The cycle is straightforward: slow motility allows methanogens to overgrow, methanogens produce methane, methane further slows motility, which allows even more methanogen growth. Breaking this cycle is one of the central challenges in treatment.
Why It’s Now Called IMO
The shift in terminology from “methane SIBO” to “intestinal methanogen overgrowth” reflects two important realities. First, the organisms responsible are archaea, not bacteria, so “bacterial overgrowth” is technically inaccurate. Second, methanogens don’t limit themselves to the small intestine. They can overgrow in the large intestine as well, which means a positive methane breath test doesn’t necessarily pinpoint where the problem is. The term IMO captures both of these nuances.
Diagnosis relies on a breath test using either lactulose or glucose as a substrate. You drink the sugar solution after fasting, then breathe into collection tubes at regular intervals. The North American Consensus guidelines define a positive methane result as 10 parts per million or higher at any point during the test, including at baseline before you’ve even consumed the test substrate. This is different from hydrogen SIBO, which requires a rise of 20 ppm or more above baseline within 90 minutes. The fact that a fasting methane level alone can be diagnostic reflects how persistently methanogens produce gas, even without a fresh influx of fermentable material.
The Role of Diet and Hydrogen Supply
Because methanogens depend entirely on hydrogen from bacterial fermentation, the amount and type of fermentable material reaching the gut influences methane production. Dietary fiber, resistant starch, and other complex carbohydrates that escape digestion in the upper gut are broken down by colonic and small intestinal bacteria into short-chain fatty acids, hydrogen, and CO2. Diets higher in whole foods and fiber increase the substrate available to hydrogen-producing bacteria, which in turn feeds methanogens.

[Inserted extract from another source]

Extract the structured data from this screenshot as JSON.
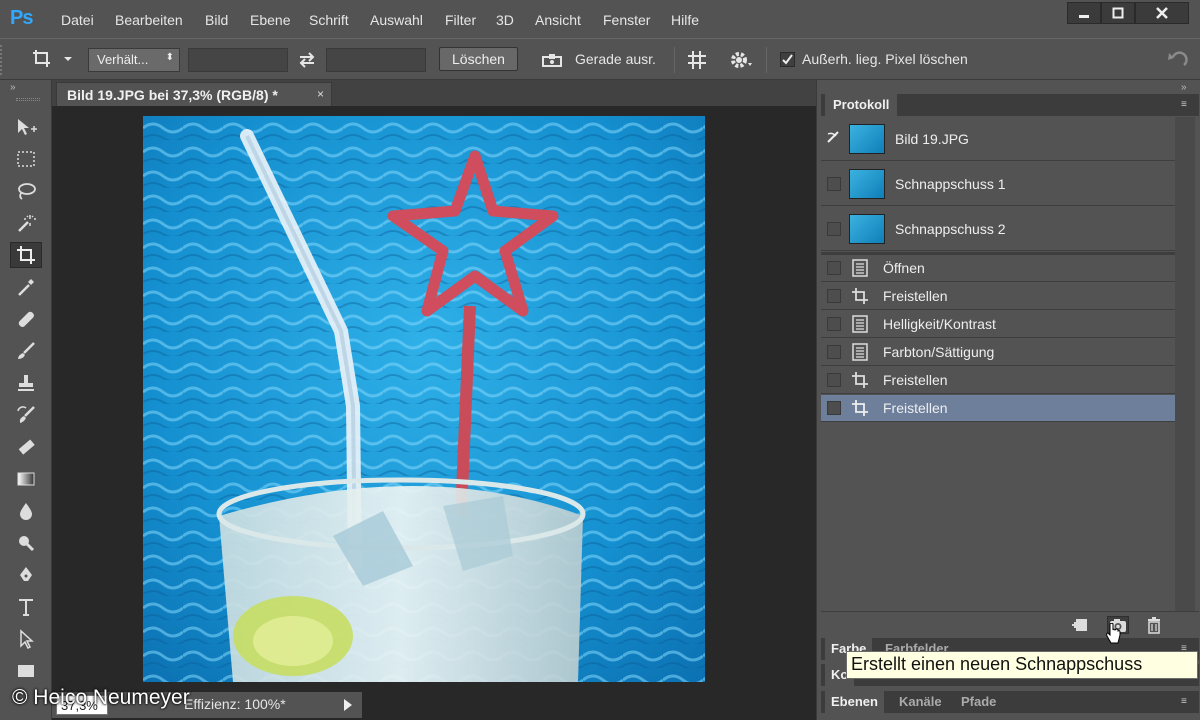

This doesn’t mean fiber causes methanogen overgrowth. In a healthy gut, the hydrogen produced from fiber fermentation is consumed at a balanced rate by methanogens, sulfate reducers, and acetate producers, keeping the ecosystem in check. The problem arises when methanogen populations are already disproportionately large. In that context, fermentable carbohydrates can amplify methane production and worsen symptoms like bloating and constipation. This is one reason low-fermentation diets are sometimes used as a short-term symptom management strategy, though they don’t address the underlying overgrowth.
The microbial consortium works like an assembly line: fiber degraders break polysaccharides into sugars, fermenters consume the sugars and release hydrogen, and methanogens consume the hydrogen to keep the whole process thermodynamically viable. When methanogens dominate the hydrogen-consuming step, they can suppress competing organisms like acetate producers by drawing hydrogen levels so low that alternative metabolic pathways become energetically unfavorable.